Chapter 8 - Yang Sebenarnya

Hari demi hari berlalu waktu demi waktu berjalan sangat cepat. Hampir setiap saat Sayyidah terdesak dengan bujukan ibu mertuanya. Yang menginginkan perceraian mereka. Benar-benar semuanya menjadi merana menurut Sayyidah.

Dia tidak jujur mengatakan apapun kepada Afwan. Setiap saat dia menangis tanpa henti. Dan membuat Afwan semakin bingung. Afwan semakin tidak mengerti dengan sikap istrinya. Merasa muak. Setiap hari dia harus melihat dan mendengar istrinya terus menangis tanpa henti.

Karena merasa kesal dengan sikap istrinya Afwan sering mendiamkan istrinya.

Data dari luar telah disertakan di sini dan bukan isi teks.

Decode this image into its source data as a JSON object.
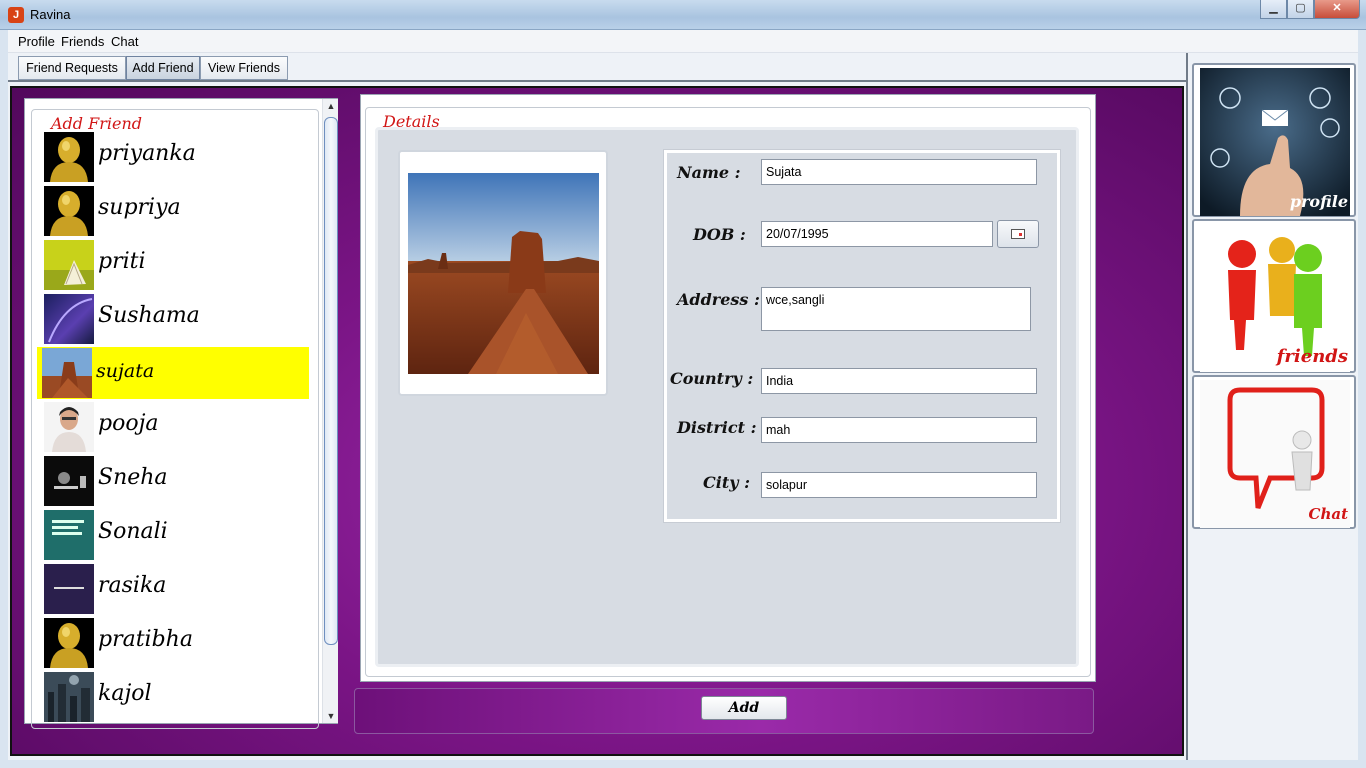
{
  "window": {
    "title": "Ravina",
    "buttons": [
      "minimize",
      "maximize",
      "close"
    ]
  },
  "menu": [
    "Profile",
    "Friends",
    "Chat"
  ],
  "tabs": [
    {
      "label": "Friend Requests",
      "active": false
    },
    {
      "label": "Add Friend",
      "active": true
    },
    {
      "label": "View Friends",
      "active": false
    }
  ],
  "add_friend": {
    "title": "Add Friend",
    "friends": [
      {
        "name": "priyanka",
        "avatar": "default-person-icon",
        "selected": false
      },
      {
        "name": "supriya",
        "avatar": "default-person-icon",
        "selected": false
      },
      {
        "name": "priti",
        "avatar": "book-photo",
        "selected": false
      },
      {
        "name": "Sushama",
        "avatar": "purple-abstract-photo",
        "selected": false
      },
      {
        "name": "sujata",
        "avatar": "desert-photo",
        "selected": true
      },
      {
        "name": "pooja",
        "avatar": "portrait-photo",
        "selected": false
      },
      {
        "name": "Sneha",
        "avatar": "dark-text-photo",
        "selected": false
      },
      {
        "name": "Sonali",
        "avatar": "teal-text-photo",
        "selected": false
      },
      {
        "name": "rasika",
        "avatar": "purple-text-photo",
        "selected": false
      },
      {
        "name": "pratibha",
        "avatar": "default-person-icon",
        "selected": false
      },
      {
        "name": "kajol",
        "avatar": "city-photo",
        "selected": false
      }
    ],
    "selection_color": "#ffff00"
  },
  "details": {
    "title": "Details",
    "name_label": "Name :",
    "name_value": "Sujata",
    "dob_label": "DOB :",
    "dob_value": "20/07/1995",
    "address_label": "Address :",
    "address_value": "wce,sangli",
    "country_label": "Country :",
    "country_value": "India",
    "district_label": "District :",
    "district_value": "mah",
    "city_label": "City :",
    "city_value": "solapur"
  },
  "actions": {
    "add_label": "Add"
  },
  "nav": {
    "profile_label": "profile",
    "friends_label": "friends",
    "chat_label": "Chat"
  },
  "colors": {
    "accent_red": "#d11515",
    "purple_bg": "#7b1586"
  }
}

"Kamu itu benar-benar sulit untuk dimengerti Aku tidak akan pernah bisa mengerti mu jika kamu meminta Aku Seperti almarhum mantan kekasih kamu aku tidak bisa seperti dia. Aku tahu selama ini aku banyak kekurangan ketika aku menjadi suamimu. Tapi harapanku kamu mau mencobanya bukannya seperti ini menangis terus tanpa berkata apapun. Kamu itu benar-benar membuat aku bingung dan stres bagaimana aku harus menghadapi kamu. Aku ingin kamu jujur tapi kamu tetap saja diam seperti ini. Lalu aku harus berbuat apa agar aku bisa mengerti kamu dan kamu tidak lagi menangis. Benar-benar lelah sayida. Aku lelah dengan semuanya. Tangisanmu yang setiap hari terniang di telingaku membuat aku tidak bisa melakukan apapun kecuali bingung dan resah. Sekarang aku harus melakukan apa? Sebenarnya juga apa yang kamu inginkan?" tanya Afwan sangat serius.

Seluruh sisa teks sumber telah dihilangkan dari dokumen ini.